Perfusion magnetic resonance imaging and magnetic resonance spectroscopy of cerebral gliomas showing imperceptible contrast enhancement on conventional magnetic resonance imaging

The purpose of the present paper was to evaluate the utility of perfusion MRI in cerebral gliomas showing imperceptible contrast enhancement on conventional MRI, and to evaluate the relationships of perfusion MRI and magnetic resonance (MR) spectroscopic results in these tumours.
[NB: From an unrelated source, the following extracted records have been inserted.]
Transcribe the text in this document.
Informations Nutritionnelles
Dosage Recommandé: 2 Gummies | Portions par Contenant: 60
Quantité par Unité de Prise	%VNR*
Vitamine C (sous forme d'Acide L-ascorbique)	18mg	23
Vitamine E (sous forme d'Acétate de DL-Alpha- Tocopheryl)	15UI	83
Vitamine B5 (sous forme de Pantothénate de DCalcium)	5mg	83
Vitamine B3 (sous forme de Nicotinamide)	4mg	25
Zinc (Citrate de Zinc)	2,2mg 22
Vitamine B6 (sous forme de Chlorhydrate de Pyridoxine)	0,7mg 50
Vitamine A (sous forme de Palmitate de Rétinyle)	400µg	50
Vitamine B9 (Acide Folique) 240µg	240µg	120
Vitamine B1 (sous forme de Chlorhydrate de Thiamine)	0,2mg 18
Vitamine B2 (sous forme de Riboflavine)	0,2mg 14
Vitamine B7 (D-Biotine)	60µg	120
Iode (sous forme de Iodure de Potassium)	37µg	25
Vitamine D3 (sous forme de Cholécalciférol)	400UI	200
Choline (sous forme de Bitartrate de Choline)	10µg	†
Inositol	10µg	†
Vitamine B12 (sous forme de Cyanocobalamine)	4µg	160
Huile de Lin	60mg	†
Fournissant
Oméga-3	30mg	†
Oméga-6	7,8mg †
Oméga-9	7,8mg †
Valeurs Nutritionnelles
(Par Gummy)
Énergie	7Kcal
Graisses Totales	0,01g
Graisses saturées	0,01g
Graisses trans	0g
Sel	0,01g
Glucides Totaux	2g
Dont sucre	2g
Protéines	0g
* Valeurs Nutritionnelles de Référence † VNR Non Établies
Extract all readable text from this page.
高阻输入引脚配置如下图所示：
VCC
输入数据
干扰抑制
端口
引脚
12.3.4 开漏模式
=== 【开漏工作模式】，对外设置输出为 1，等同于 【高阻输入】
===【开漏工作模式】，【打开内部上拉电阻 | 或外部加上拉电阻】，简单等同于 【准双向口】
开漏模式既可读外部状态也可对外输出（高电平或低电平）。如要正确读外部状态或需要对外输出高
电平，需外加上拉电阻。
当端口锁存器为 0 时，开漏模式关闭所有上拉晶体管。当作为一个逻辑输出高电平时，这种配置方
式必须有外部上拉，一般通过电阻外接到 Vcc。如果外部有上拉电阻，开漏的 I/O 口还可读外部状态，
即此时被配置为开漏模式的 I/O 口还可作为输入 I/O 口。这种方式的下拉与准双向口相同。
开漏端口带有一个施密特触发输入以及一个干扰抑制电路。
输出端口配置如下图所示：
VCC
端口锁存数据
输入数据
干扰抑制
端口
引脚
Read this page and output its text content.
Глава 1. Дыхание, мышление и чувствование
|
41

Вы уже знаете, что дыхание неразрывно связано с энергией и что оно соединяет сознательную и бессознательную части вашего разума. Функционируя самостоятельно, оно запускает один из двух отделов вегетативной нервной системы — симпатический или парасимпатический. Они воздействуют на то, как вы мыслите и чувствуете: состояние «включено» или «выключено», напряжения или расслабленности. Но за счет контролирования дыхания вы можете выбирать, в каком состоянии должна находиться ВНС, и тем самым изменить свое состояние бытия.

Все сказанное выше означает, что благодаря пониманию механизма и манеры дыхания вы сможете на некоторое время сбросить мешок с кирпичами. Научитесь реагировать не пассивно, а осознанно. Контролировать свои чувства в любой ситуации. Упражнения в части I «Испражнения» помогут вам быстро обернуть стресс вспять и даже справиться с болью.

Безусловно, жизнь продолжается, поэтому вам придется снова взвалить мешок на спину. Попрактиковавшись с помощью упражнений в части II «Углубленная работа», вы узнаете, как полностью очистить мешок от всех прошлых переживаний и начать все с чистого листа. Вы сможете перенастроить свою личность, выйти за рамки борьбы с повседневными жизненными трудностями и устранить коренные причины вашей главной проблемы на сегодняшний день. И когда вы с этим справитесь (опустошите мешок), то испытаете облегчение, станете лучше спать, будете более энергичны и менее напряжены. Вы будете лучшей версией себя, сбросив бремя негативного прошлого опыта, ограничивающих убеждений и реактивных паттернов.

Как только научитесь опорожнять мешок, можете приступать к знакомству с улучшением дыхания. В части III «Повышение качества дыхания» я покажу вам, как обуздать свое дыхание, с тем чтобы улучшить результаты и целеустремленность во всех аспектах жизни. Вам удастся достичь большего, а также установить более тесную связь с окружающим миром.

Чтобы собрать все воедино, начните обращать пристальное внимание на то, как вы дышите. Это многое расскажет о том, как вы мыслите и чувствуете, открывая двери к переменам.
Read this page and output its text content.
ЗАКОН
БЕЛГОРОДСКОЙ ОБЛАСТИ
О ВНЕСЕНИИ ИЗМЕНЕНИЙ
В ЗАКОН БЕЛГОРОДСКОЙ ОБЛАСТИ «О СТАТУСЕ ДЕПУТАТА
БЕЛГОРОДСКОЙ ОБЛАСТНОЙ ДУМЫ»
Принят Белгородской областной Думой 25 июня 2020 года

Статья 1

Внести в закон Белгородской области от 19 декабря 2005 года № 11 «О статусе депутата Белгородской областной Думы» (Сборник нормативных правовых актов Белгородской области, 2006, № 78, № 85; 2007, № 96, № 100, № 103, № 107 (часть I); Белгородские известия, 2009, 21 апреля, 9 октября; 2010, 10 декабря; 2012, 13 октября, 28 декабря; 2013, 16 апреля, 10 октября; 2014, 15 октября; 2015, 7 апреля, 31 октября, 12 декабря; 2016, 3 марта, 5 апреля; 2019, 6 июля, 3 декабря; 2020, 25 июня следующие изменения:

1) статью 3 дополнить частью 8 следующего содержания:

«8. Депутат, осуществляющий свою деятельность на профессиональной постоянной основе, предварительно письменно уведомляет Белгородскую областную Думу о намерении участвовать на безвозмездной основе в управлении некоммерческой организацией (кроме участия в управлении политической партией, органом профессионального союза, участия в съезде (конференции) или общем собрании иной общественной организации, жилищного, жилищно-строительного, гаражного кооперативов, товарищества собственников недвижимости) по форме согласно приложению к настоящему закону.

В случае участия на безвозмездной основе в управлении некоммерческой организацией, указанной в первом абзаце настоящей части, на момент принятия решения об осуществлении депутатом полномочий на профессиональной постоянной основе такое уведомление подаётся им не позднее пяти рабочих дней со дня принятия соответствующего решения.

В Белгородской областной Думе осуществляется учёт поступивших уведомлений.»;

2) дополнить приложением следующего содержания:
Twenty-two patients with histopathologically proven cerebral gliomas and showing insignificant contrast enhancement on conventional MR were included in the present study. All patients underwent perfusion MRI and MR spectroscopy on a 1.5-T MR system. Significant differences of the relative cerebral blood volume (rCBV) values and the choline : creatine ratios were noted between low-grade and anaplastic gliomas (P < 0.01). Good correlation was found between the rCBV values and the choline : creatine values (y = 0. 532x + 1.5643; r = 0.67). Perfusion MRI can be a useful tool in assessing the histopathological grade of non-contrast-enhancing cerebral gliomas. Along with MR spectroscopic imaging it can serve as an important technique for preoperative characterization of such gliomas, so that accurate targeting by stereotactic biopsies is possible.